Abel E Dale
Division of Endocrinology, Metabolism and Diabetes and Program in Human Molecular Biology and Genetics, University of Utah, Salt Lake City, Utah, USA.
Front Biosci. 2004 Jan 1;9:201-15. doi: 10.2741/1216.
The heart is a unique organ in many ways. It consists of specialized muscle cells (cardiomyocytes), which are adapted to contract constantly in a coordinated fashion. This is vital to the survival of the organism given the central role of the heart in the maintenance of the cardiovascular system that delivers oxygen, metabolic substrates and hormones to the rest of the body. In order for the heart to maintain its function it must receive a constant supply of metabolic substrates, to generate ATP to maintain contractile function, without fatigue. Thus the heart is capable of utilizing a variety of metabolic substrates and is able to rapidly adapt its substrate utilization in the face of changes in substrate supply. The major metabolic substrate for the heart is fatty acids. However, up to 30% of myocardial ATP is generated by glucose and lactate, with smaller contributions from ketones and amino acids. Although glucose is not the major metabolic substrate in the heart at rest, there are many circumstances in which it assumes greater importance such as during ischemia, increased workload and pressure overload hypertrophy. Like all other cells, glucose is transported into cardiac myocytes by members of the family of facilitative glucose transporters (GLUTs). In this regard, cardiomyocytes bear many similarities to skeletal muscle, but there are also important differences. For example, the most abundant glucose transporter in the heart is the GLUT4 transporter, in which translocation to the plasma membrane represents an important mechanism by which the net flux of glucose into the cell is regulated. Because cardiomyocytes are constantly contracting it is likely that contraction mediated GLUT4 translocation represents an important mechanism that governs the entry of glucose into the heart. While this is also true in skeletal muscle, because many muscles are often at rest, insulin mediated GLUT4 translocation represents a quantitatively more important mechanism regulating skeletal muscle glucose uptake than is the case in the heart. In contrast to skeletal muscle, where most GLUT1 is in perineural sheaths (1), in the heart there is significant expression of GLUT1 (2), which under certain circumstances is responsible for a significant component of basal cardiac glucose uptake. This review will summarize the current state of knowledge regarding the regulation of glucose transporter expression, and the regulation of glucose transport into myocardial cells.

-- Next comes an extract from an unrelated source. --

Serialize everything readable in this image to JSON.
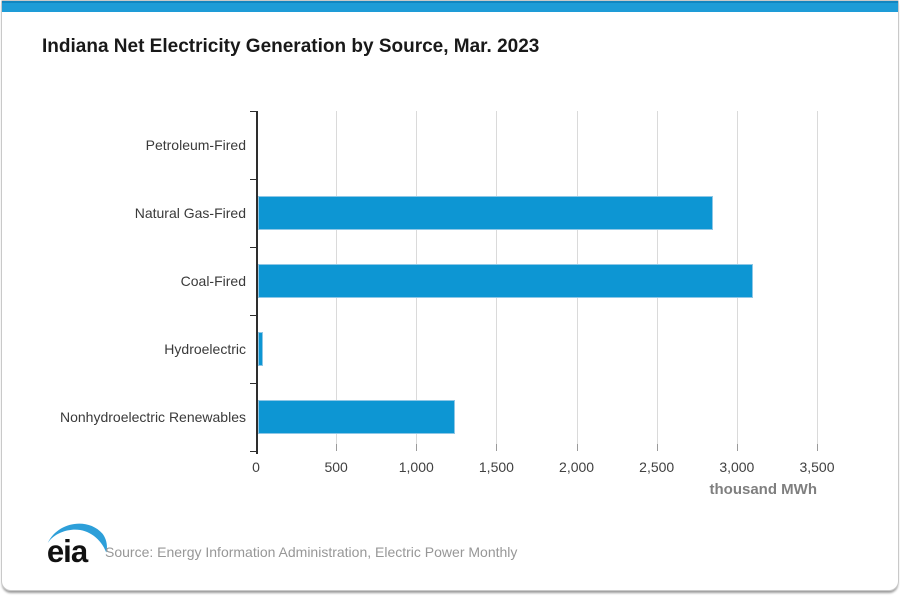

心脏在许多方面都是一个独特的器官。它由特殊的肌肉细胞(心肌细胞)组成,这些细胞能够以协调的方式持续收缩。鉴于心脏在维持心血管系统中的核心作用,而心血管系统为身体其他部位输送氧气、代谢底物和激素,所以心脏的这种持续协调收缩对生物体的生存至关重要。为了维持其功能,心脏必须持续获得代谢底物,以产生三磷酸腺苷(ATP)来维持收缩功能,且不会疲劳。因此,心脏能够利用多种代谢底物,并能在底物供应发生变化时迅速调整其底物利用情况。心脏的主要代谢底物是脂肪酸。然而,高达30%的心肌ATP由葡萄糖和乳酸产生,酮类和氨基酸的贡献较小。尽管葡萄糖在静息状态下不是心脏的主要代谢底物,但在许多情况下它会变得更加重要,比如在缺血、工作量增加和压力超负荷肥大期间。与所有其他细胞一样,葡萄糖通过易化葡萄糖转运蛋白家族(GLUTs)的成员转运到心肌细胞中。在这方面,心肌细胞与骨骼肌有许多相似之处,但也存在重要差异。例如,心脏中最丰富的葡萄糖转运蛋白是GLUT4转运蛋白,其向质膜的转位是调节葡萄糖净流入细胞的重要机制。由于心肌细胞不断收缩,收缩介导的GLUT4转位可能是控制葡萄糖进入心脏的重要机制。虽然在骨骼肌中也是如此,但由于许多肌肉经常处于静止状态,胰岛素介导的GLUT4转位在调节骨骼肌葡萄糖摄取方面比在心脏中代表着更重要的定量机制。与骨骼肌不同,在骨骼肌中大多数GLUT1存在于神经周围鞘中(1),而在心脏中GLUT1有显著表达(2),在某些情况下,它是基础心脏葡萄糖摄取的重要组成部分。本综述将总结关于葡萄糖转运蛋白表达调控以及葡萄糖转运入心肌细胞调控的当前知识状态。